142857 is a curious number:
1 * 142857 = 142857
2 * 142857 = 285714
3 * 142857 = 428571
4 * 142857 = 571428
5 * 142857 = 714285
6 * 142857 = 857142
Note that the numbers are the same and in the same order circularly
7 * 142857 however = 999999.
Explanation, anyone? Or is it just a coincidence?
Originally posted by FabianFnasThen, if you continue the series,
142857 is a curious number:
1 * 142857 = 142857
2 * 142857 = 285714
3 * 142857 = 428571
4 * 142857 = 571428
5 * 142857 = 714285
6 * 142857 = 857142
Note that the numbers are the same and in the same order circularly
7 * 142857 however = 999999.
Explanation, anyone? Or is it just a coincidence?
142857 * 8 = 1142856 (the 7 on the end splits into a 1 and a 6, the 1 going to the beginning of the number and the six remaining at the end).
142857 * 9 = 1258713 (the 4 on the end splits into a 1 and a 3).
Yes, that number is very interesting.
I have sometimes wondered if Cyclical numbers exist in other bases, Base 12 for instance..
I suspect so, and I suspect 1/7 in Base 12 would share similar properties, because 12 % 7 is 5, which is a prime modulo root, a term I didn't know before but an aspect of number theory I had noticed before.
(Composite numbers don't have prime modulo roots unless they are the power of odd prime numbers. The main property of a prime modulo root is as follows...
We define the following:
N is the base number we want to find a prime modulo root for.
P is the candidate for prime modulo root.
f(x) = (P ^ x) mod N
If we start with x=1 and examine the value of f(x) until we find a value of x where f(x)=1, we find length of the cyclical pattern for f(x).
If the length of this pattern is equal to the number of relatively prime numbers below N, then P is a prime modulo root of N.
Composite numbers don't have prime modulo roots unless they are the power of odd prime numbers.Actually, that is not true.
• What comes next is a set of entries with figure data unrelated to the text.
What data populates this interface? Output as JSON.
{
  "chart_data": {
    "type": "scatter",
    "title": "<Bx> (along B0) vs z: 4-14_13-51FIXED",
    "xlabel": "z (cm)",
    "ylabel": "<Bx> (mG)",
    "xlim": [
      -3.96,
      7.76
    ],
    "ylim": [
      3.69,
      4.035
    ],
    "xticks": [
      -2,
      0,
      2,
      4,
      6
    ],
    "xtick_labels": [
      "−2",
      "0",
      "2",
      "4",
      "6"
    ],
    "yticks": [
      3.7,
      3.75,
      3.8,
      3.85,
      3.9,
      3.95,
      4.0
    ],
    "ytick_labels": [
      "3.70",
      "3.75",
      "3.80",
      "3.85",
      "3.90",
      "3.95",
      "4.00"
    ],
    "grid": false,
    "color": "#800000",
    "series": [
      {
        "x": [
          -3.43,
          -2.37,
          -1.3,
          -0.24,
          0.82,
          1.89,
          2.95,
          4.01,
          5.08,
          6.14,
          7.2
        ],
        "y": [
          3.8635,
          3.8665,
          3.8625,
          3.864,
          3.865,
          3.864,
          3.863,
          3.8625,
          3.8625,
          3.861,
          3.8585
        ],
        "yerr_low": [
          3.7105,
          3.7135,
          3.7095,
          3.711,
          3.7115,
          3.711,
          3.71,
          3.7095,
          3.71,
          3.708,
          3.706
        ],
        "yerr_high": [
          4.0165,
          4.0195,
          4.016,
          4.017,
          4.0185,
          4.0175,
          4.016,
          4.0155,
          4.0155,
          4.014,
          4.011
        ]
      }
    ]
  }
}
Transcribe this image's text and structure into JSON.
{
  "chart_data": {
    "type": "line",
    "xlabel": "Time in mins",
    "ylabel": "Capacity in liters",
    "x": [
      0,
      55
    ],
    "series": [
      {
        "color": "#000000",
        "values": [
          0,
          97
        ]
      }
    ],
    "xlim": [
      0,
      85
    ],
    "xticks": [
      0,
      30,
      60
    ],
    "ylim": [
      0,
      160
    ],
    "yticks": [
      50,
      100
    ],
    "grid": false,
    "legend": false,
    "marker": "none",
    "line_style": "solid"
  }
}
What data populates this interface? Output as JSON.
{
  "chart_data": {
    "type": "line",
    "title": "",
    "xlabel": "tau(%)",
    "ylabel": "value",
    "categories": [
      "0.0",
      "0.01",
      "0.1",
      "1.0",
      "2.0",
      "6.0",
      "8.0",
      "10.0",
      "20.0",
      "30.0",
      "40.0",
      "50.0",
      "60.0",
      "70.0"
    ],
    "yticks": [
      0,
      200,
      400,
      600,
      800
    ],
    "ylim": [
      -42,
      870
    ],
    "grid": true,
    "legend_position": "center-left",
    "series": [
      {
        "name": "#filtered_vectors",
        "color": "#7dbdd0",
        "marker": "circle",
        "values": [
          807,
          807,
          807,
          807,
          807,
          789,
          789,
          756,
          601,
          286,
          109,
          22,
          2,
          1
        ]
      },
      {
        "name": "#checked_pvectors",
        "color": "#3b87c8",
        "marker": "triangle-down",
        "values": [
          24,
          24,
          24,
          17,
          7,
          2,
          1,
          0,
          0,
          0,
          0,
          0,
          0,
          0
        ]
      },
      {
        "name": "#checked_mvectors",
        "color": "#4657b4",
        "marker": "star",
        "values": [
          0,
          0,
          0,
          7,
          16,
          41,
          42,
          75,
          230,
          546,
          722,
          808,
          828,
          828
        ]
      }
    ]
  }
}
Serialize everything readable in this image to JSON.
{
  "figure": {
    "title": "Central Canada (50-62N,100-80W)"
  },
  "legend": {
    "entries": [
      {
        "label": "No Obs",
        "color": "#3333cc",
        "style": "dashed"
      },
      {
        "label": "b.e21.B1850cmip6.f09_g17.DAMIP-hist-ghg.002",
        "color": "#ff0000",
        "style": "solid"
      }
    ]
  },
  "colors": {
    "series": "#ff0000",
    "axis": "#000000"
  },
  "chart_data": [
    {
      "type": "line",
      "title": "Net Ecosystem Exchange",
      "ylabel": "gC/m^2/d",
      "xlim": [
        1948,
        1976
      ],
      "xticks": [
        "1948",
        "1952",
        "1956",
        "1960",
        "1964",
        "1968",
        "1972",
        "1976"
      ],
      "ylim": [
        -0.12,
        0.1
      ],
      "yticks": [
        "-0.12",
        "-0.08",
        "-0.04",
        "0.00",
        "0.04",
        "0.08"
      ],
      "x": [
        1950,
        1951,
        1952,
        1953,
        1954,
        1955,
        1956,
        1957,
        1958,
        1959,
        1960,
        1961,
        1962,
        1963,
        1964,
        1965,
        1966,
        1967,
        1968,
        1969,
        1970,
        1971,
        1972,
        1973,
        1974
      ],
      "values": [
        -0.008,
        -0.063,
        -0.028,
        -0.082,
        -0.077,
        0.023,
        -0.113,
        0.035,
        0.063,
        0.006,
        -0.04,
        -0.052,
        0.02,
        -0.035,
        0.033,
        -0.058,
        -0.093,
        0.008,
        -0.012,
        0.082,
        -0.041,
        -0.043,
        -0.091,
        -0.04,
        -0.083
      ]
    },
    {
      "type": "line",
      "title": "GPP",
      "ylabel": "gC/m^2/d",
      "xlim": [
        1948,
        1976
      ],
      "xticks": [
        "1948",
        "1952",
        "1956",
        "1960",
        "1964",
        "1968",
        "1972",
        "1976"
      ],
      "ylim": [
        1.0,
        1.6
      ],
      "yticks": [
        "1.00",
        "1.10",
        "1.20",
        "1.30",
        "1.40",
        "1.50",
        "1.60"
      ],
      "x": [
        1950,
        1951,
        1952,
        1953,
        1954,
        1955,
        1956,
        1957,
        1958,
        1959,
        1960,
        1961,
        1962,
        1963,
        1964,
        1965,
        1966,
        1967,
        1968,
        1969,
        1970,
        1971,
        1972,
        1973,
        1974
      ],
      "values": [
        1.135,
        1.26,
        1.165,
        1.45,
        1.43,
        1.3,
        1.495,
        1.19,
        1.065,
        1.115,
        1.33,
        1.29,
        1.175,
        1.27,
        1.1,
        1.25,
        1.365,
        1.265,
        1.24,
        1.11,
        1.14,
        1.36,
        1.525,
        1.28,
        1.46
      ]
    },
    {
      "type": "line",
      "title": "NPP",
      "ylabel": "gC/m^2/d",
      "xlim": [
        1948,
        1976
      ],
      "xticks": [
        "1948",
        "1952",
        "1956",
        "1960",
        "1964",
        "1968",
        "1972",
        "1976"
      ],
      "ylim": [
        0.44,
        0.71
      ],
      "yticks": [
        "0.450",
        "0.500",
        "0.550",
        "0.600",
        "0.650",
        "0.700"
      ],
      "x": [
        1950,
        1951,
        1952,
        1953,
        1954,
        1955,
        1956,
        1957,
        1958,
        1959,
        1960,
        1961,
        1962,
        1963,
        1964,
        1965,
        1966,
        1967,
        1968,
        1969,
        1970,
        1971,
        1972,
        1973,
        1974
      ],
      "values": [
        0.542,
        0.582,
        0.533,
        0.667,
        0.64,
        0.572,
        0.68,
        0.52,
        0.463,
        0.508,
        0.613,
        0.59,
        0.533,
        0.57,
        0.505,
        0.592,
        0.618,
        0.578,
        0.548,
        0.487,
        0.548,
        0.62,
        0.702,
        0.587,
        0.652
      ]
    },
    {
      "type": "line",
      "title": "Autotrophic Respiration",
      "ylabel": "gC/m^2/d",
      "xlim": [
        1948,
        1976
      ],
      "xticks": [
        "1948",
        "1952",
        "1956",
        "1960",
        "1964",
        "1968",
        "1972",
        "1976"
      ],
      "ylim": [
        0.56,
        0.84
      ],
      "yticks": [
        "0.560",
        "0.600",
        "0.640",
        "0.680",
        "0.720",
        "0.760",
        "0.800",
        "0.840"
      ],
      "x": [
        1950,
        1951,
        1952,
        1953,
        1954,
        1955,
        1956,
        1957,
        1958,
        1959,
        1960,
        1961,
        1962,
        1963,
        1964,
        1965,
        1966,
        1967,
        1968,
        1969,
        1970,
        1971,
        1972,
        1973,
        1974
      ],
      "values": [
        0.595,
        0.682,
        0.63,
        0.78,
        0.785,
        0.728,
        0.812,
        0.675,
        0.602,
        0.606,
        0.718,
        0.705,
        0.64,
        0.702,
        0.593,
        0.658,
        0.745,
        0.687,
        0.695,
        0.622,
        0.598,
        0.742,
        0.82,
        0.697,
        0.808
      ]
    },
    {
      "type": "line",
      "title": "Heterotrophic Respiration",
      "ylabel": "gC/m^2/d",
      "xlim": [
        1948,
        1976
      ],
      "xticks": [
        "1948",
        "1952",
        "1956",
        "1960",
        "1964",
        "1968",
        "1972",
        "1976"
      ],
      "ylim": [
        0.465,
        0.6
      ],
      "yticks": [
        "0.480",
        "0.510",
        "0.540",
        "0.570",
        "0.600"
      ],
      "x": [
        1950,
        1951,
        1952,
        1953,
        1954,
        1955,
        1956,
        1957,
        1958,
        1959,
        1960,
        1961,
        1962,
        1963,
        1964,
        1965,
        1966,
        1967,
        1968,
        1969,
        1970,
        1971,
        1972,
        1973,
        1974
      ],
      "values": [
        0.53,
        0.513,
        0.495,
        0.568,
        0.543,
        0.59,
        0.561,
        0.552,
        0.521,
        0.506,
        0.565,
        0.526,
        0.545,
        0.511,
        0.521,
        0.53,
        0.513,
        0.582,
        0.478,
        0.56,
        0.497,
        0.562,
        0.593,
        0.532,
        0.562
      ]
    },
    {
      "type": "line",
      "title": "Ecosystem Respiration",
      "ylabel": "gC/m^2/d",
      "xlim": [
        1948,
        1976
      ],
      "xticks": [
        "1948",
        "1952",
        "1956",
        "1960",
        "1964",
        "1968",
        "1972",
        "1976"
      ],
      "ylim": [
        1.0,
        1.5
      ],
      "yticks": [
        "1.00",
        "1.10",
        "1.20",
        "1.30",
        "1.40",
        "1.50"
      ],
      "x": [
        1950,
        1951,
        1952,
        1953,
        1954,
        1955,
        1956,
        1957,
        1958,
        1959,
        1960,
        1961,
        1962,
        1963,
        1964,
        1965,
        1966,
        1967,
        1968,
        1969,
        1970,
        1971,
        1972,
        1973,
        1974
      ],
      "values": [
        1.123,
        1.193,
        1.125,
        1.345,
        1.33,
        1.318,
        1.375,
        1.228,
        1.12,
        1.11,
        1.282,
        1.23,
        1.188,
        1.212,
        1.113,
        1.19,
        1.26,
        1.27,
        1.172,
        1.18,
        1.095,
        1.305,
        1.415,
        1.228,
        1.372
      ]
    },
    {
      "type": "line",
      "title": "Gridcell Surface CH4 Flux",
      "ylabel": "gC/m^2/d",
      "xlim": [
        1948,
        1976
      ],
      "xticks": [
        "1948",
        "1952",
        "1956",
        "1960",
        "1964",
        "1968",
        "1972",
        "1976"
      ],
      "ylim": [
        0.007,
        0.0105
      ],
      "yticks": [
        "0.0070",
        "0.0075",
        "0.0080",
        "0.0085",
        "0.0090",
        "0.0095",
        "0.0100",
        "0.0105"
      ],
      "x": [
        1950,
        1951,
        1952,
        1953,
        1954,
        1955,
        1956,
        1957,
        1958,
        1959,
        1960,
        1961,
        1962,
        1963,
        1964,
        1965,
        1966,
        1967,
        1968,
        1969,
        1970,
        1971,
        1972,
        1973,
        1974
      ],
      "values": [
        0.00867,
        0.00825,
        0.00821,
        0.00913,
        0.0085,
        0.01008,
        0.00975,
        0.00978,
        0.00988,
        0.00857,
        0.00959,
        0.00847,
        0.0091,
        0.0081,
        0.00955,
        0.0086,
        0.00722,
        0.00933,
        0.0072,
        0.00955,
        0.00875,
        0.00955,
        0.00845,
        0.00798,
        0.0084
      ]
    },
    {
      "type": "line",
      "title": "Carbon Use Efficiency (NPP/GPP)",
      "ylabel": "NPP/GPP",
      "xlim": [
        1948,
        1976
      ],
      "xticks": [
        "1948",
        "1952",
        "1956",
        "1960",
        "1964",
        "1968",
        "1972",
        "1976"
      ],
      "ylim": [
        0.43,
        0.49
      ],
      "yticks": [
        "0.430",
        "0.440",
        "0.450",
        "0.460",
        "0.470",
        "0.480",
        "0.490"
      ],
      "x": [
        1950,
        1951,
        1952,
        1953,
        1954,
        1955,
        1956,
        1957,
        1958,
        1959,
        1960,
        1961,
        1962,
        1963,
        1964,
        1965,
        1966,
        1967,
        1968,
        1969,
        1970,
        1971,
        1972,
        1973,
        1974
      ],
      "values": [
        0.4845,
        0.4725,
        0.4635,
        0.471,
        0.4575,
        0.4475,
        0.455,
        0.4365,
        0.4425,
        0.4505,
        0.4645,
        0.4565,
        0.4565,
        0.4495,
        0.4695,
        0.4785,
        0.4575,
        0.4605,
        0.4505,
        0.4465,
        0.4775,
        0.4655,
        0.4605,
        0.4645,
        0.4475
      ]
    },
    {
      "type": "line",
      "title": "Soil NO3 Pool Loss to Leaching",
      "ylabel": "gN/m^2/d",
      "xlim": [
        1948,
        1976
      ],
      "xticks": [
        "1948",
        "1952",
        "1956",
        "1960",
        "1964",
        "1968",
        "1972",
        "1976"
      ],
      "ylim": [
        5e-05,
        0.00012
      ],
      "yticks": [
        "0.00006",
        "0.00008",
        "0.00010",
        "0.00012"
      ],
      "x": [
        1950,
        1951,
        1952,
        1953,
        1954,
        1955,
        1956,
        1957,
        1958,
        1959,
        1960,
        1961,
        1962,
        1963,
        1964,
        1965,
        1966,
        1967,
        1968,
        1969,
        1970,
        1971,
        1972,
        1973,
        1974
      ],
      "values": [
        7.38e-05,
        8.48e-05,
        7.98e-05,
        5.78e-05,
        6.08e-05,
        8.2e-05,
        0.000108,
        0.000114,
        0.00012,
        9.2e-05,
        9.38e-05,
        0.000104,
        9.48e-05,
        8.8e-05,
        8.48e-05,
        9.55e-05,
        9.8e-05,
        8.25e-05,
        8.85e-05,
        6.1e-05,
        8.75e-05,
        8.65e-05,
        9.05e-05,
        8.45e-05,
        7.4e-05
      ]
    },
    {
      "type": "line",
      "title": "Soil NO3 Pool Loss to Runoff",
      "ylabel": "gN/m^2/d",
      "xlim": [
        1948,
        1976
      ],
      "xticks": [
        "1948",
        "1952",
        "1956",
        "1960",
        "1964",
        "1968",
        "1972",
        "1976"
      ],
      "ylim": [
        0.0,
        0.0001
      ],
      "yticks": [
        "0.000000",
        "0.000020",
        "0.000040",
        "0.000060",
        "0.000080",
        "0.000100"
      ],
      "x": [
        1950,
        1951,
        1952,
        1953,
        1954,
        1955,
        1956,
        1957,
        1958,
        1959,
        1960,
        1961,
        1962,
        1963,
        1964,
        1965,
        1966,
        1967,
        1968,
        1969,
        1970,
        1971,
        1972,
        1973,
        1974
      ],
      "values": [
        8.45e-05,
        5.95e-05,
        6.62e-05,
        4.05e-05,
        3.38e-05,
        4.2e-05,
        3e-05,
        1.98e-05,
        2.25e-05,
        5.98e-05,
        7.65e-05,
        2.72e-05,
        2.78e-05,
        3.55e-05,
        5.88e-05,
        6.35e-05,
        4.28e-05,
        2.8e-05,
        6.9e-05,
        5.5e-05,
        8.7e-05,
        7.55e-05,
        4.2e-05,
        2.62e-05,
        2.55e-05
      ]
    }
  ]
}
If n is a positive integer the congruence classes coprime to n (that is a set of all integerts 0 < m < n-1 such that gcd(m, n) = 1) form a group with multiplication modulo n). This group, usually denoted az Z/nZ, is cyclic if and only if n is 1, 2, 4, p^k, or 2p^k where p^k is a power of an odd prime number. If Z/nZ is cyclic, the generators are primitive root modulo n.
For example, for n = 14, Z/14Z is { 1, 3, 5, 9, 11, 13 } which is isomorphic to C6 (cyclic group with 6 elements), and the generators are 3 and 5. Hence 3 and 5 are primitive roots modulo 14.
more on this truly interesting topic is here:
http://en.wikipedia.org/wiki/Primitive_root_modulo_n
http://en.wikipedia.org/wiki/Multiplicative_group_of_integers_modulo_n
1/7 = .142857142857142857142857142857142857142857142857...
2/7 = .285714285714285714285714285714285714285714285714...
3/7 = .428571428571428571428571428571428571428571428571...
4/7 = .571428571428571428571428571428571428571428571428...
5/7 = .714285714285714285714285714285714285714285714285...
6/7 = .857142857142857142857142857142857142857142857142...
7/7 = .999999999999999999999999999999999999999999999999... = 1
You get this cycle because when you do 1 divided by 7 there are 6 possible remainders, each of which gets used once. Then you hit a remainder that has already happened before and the cycle repeats (try it).
There are many other numbers like this; Wikipedia has some information here: http://en.wikipedia.org/wiki/Recurring_decimal
Originally posted by 3v1l5w1nI missed the 2p^k term... My apologies.
Actually, that is not true.
If n is a positive integer the congruence classes coprime to n (that is a set of all integerts 0 < m < n-1 such that gcd(m, n) = 1) form a group with multiplication modulo n). This group, usually denoted az Z/nZ, is cyclic if and only if n is 1, 2, 4, p^k, or 2p^k where p^k is a power of an odd prime number. If Z/nZ is cyclic ...[text shortened]... /Primitive_root_modulo_n
http://en.wikipedia.org/wiki/Multiplicative_group_of_integers_modulo_n
I was mainly thinking about numbers like 15, 21, 35, 33... Composite numbers with at least 2 odd prime divisors.